- Data continues to go back to Chinese servers even with telemetry off
- Hardware and OS specs, mouse/keyboard activity and more
- Trae memory usage is 3x higher than Cursor
A developer has taken to GitHub to warn that ByteDance’s Trae AI-powered IDE has been collecting data from users and sending it to the Chinese company’s servers.
A report found extensive network activity continues despite users disabling telemetry in settings, with around 500 network calls observed in seven minutes, equating to around 26MB of data being transferred.
The data was being routed to ByteDance servers on the byteoversea[.]com domain, with a broad range of system and project information potentially at risk of being collected by the company.
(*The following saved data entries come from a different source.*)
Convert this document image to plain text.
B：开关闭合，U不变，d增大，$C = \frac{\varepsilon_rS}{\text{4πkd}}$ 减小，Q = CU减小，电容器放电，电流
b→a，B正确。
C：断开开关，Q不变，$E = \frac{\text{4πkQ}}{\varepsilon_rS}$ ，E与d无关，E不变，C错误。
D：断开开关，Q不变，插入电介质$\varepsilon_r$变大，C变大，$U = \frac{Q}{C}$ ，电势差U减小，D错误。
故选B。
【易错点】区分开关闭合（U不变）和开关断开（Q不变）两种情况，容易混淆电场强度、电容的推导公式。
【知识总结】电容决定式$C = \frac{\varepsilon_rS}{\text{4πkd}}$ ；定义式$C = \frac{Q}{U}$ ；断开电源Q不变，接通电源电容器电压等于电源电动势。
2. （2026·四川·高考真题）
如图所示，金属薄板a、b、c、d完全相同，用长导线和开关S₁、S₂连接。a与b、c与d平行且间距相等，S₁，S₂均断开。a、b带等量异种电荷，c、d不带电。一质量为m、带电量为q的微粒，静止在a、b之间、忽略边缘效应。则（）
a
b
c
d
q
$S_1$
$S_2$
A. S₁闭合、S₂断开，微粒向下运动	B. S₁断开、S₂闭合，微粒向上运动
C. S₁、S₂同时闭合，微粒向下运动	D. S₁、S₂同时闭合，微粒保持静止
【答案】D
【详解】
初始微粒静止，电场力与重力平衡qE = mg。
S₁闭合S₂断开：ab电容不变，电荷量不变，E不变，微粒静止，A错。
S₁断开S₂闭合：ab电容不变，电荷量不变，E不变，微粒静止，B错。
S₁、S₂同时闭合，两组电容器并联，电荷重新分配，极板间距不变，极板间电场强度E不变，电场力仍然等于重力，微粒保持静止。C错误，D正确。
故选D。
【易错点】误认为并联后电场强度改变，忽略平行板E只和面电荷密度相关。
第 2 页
ByteDance’s Trae IDE could be collecting data
According to the report, ByteDance was collecting system information like hardware specs and OS details, usage patterns, performance metrics, project and file path information, unique persistent identifiers and mouse/keyboard activity, among some other elements.
The developer also found ByteDance has the potential to enable/disable feature or modify functionality remotely without pushing updates.
Marketed as a free alternative to the likes of Cursor, Trae uses GPT-4o and Claude-3.5-Sonnet to help users boost productivity, but the app was found to use around three times as much memory as Cursor (and 6.3x VS Code).
The biggest privacy and security concerns center and data sovereignty, with major alarm bells ringing about ByteDance’s persistent collection of information even after users change their preferences. The developer was also concerned about the amount of unnecessary system information collected in those logs, and the fact that it was all being sent to Chinese infrastructure.
ByteDance customers also share transparency concerns, with the IDE failing to properly disclose the data collected and the telemetry toggle appearing to be non-functional.
TechRadar Pro has asked ByteDance to respond to these allegations, but we did not receive an immediate response.